Softmax regression model uses the simplest two layer neural network, i.e. it only contains input layer and output layer, so that it's regression ability is limited. To achieve better recognition effect, we consider adding several hidden layers \[[10](#References)\] between the input layer and the output layer.
Convolutional layer is the core of Convolutional Neural Networks. The parameters in this layer are composed of a set of filters, or kernels. In forward step, each kernel moves horizontally and vertically, and compute dot product of the kernel and input on corresponding positions, then add bias and apply activation function. The result is two dimensional activation map. For example, some kernel may recognize corners, and some may recognize circles. These convolution kernels may respond strongly to the corresponding features.
Fig. 4 is a dynamic graph for a convolutional layer, where depths are not shown for simplicity. Input is $W_1=5,H_1=5,D_1=3$. In fact, this is a common representation for colored images. The width and height of a colored image corresponds to $W_1$ and $H_1$, and the 3 color channels for RGB corresponds to $D_1$. The parameters of convolutional layers are $K=2,F=3,S=2,P=1$. $K$ is the number of kernels. Here, $Filter W_0$ and $Filter W_1$ are two convolution kernels. $F$ is kernel size. $W0$ and $W1$ are both $3\times3$ matrix in all depths. $S$ is stride. Kernels moves leftwards or downwards by 2 units each time. $P$ is padding, which is the extension for the input.
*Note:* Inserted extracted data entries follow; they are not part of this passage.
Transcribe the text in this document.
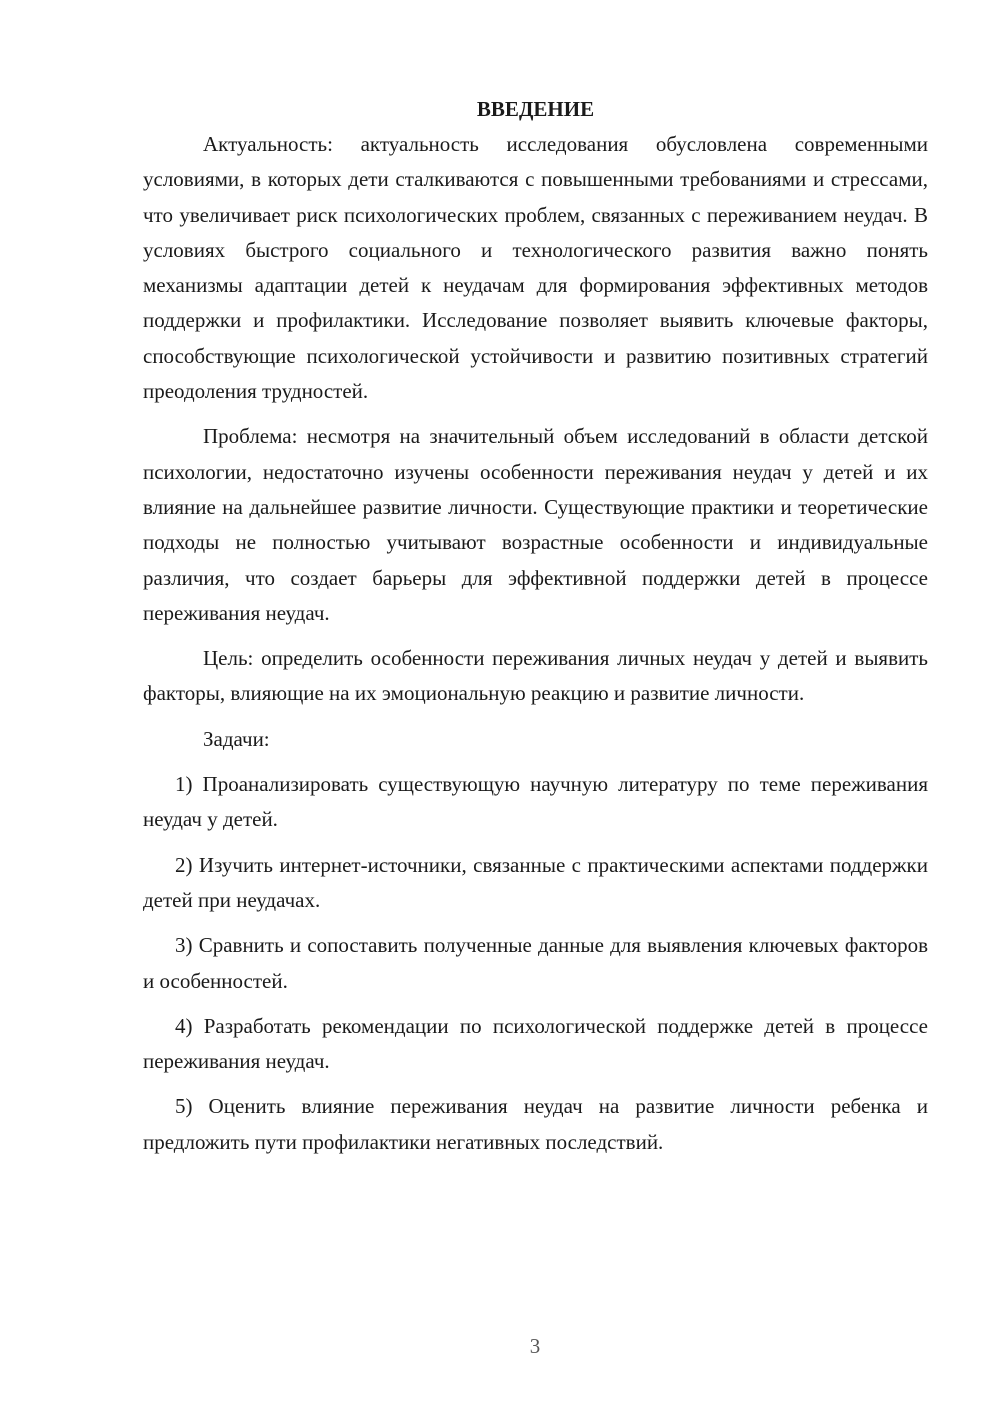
ВВЕДЕНИЕ

Актуальность: актуальность исследования обусловлена современными условиями, в которых дети сталкиваются с повышенными требованиями и стрессами, что увеличивает риск психологических проблем, связанных с переживанием неудач. В условиях быстрого социального и технологического развития важно понять механизмы адаптации детей к неудачам для формирования эффективных методов поддержки и профилактики. Исследование позволяет выявить ключевые факторы, способствующие психологической устойчивости и развитию позитивных стратегий преодоления трудностей.

Проблема: несмотря на значительный объем исследований в области детской психологии, недостаточно изучены особенности переживания неудач у детей и их влияние на дальнейшее развитие личности. Существующие практики и теоретические подходы не полностью учитывают возрастные особенности и индивидуальные различия, что создает барьеры для эффективной поддержки детей в процессе переживания неудач.

Цель: определить особенности переживания личных неудач у детей и выявить факторы, влияющие на их эмоциональную реакцию и развитие личности.

Задачи:

1) Проанализировать существующую научную литературу по теме переживания неудач у детей.

2) Изучить интернет-источники, связанные с практическими аспектами поддержки детей при неудачах.

3) Сравнить и сопоставить полученные данные для выявления ключевых факторов и особенностей.

4) Разработать рекомендации по психологической поддержке детей в процессе переживания неудач.

5) Оценить влияние переживания неудач на развитие личности ребенка и предложить пути профилактики негативных последствий.

3
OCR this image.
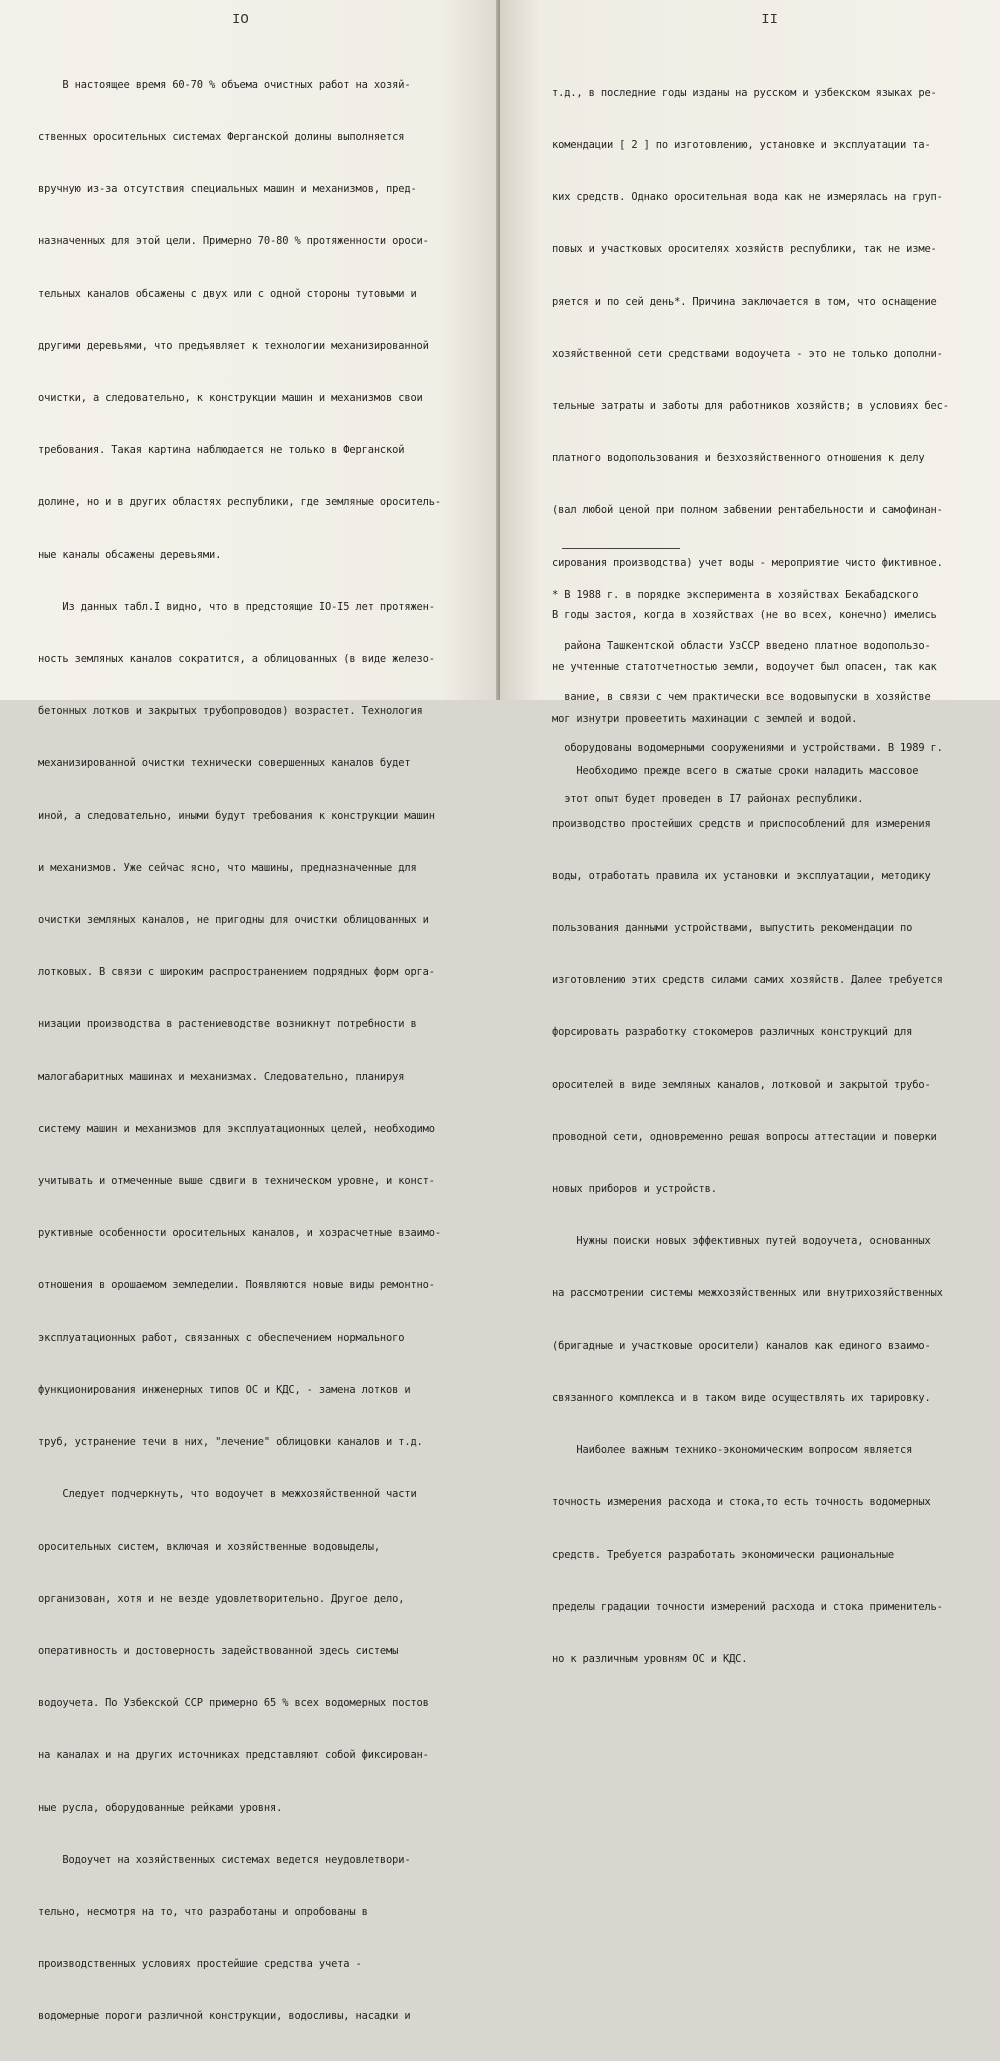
IO

В настоящее время 60-70 % объема очистных работ на хозяй-

ственных оросительных системах Ферганской долины выполняется

вручную из-за отсутствия специальных машин и механизмов, пред-

назначенных для этой цели. Примерно 70-80 % протяженности ороси-

тельных каналов обсажены с двух или с одной стороны тутовыми и

другими деревьями, что предъявляет к технологии механизированной

очистки, а следовательно, к конструкции машин и механизмов свои

требования. Такая картина наблюдается не только в Ферганской

долине, но и в других областях республики, где земляные ороситель-

ные каналы обсажены деревьями.

Из данных табл.I видно, что в предстоящие IO-I5 лет протяжен-

ность земляных каналов сократится, а облицованных (в виде железо-

бетонных лотков и закрытых трубопроводов) возрастет. Технология

механизированной очистки технически совершенных каналов будет

иной, а следовательно, иными будут требования к конструкции машин

и механизмов. Уже сейчас ясно, что машины, предназначенные для

очистки земляных каналов, не пригодны для очистки облицованных и

лотковых. В связи с широким распространением подрядных форм орга-

низации производства в растениеводстве возникнут потребности в

малогабаритных машинах и механизмах. Следовательно, планируя

систему машин и механизмов для эксплуатационных целей, необходимо

учитывать и отмеченные выше сдвиги в техническом уровне, и конст-

руктивные особенности оросительных каналов, и хозрасчетные взаимо-

отношения в орошаемом земледелии. Появляются новые виды ремонтно-

эксплуатационных работ, связанных с обеспечением нормального

функционирования инженерных типов ОС и КДС, - замена лотков и

труб, устранение течи в них, "лечение" облицовки каналов и т.д.

Следует подчеркнуть, что водоучет в межхозяйственной части

оросительных систем, включая и хозяйственные водовыделы,

организован, хотя и не везде удовлетворительно. Другое дело,

оперативность и достоверность задействованной здесь системы

водоучета. По Узбекской ССР примерно 65 % всех водомерных постов

на каналах и на других источниках представляют собой фиксирован-

ные русла, оборудованные рейками уровня.

Водоучет на хозяйственных системах ведется неудовлетвори-

тельно, несмотря на то, что разработаны и опробованы в

производственных условиях простейшие средства учета -

водомерные пороги различной конструкции, водосливы, насадки и

II

т.д., в последние годы изданы на русском и узбекском языках ре-

комендации [ 2 ] по изготовлению, установке и эксплуатации та-

ких средств. Однако оросительная вода как не измерялась на груп-

повых и участковых оросителях хозяйств республики, так не изме-

ряется и по сей день*. Причина заключается в том, что оснащение

хозяйственной сети средствами водоучета - это не только дополни-

тельные затраты и заботы для работников хозяйств; в условиях бес-

платного водопользования и безхозяйственного отношения к делу

(вал любой ценой при полном забвении рентабельности и самофинан-

сирования производства) учет воды - мероприятие чисто фиктивное.

В годы застоя, когда в хозяйствах (не во всех, конечно) имелись

не учтенные статотчетностью земли, водоучет был опасен, так как

мог изнутри провеетить махинации с землей и водой.

Необходимо прежде всего в сжатые сроки наладить массовое

производство простейших средств и приспособлений для измерения

воды, отработать правила их установки и эксплуатации, методику

пользования данными устройствами, выпустить рекомендации по

изготовлению этих средств силами самих хозяйств. Далее требуется

форсировать разработку стокомеров различных конструкций для

оросителей в виде земляных каналов, лотковой и закрытой трубо-

проводной сети, одновременно решая вопросы аттестации и поверки

новых приборов и устройств.

Нужны поиски новых эффективных путей водоучета, основанных

на рассмотрении системы межхозяйственных или внутрихозяйственных

(бригадные и участковые оросители) каналов как единого взаимо-

связанного комплекса и в таком виде осуществлять их тарировку.

Наиболее важным технико-экономическим вопросом является

точность измерения расхода и стока,то есть точность водомерных

средств. Требуется разработать экономически рациональные

пределы градации точности измерений расхода и стока применитель-

но к различным уровням ОС и КДС.

* В 1988 г. в порядке эксперимента в хозяйствах Бекабадского

района Ташкентской области УзССР введено платное водопользо-

вание, в связи с чем практически все водовыпуски в хозяйстве

оборудованы водомерными сооружениями и устройствами. В 1989 г.

этот опыт будет проведен в I7 районах республики.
Pooling layer is a sampling method. The main functionality is to reduce computation by reducing network parameters. It also prevents over-fitting to some extent. Usually, a pooling layer is added after a convolutional layer. Pooling layer includes max pooling, average pooling, etc. Max pooling uses rectangles to divide input layer into several parts, and compute maximum value in each part as output (Fig. 5.)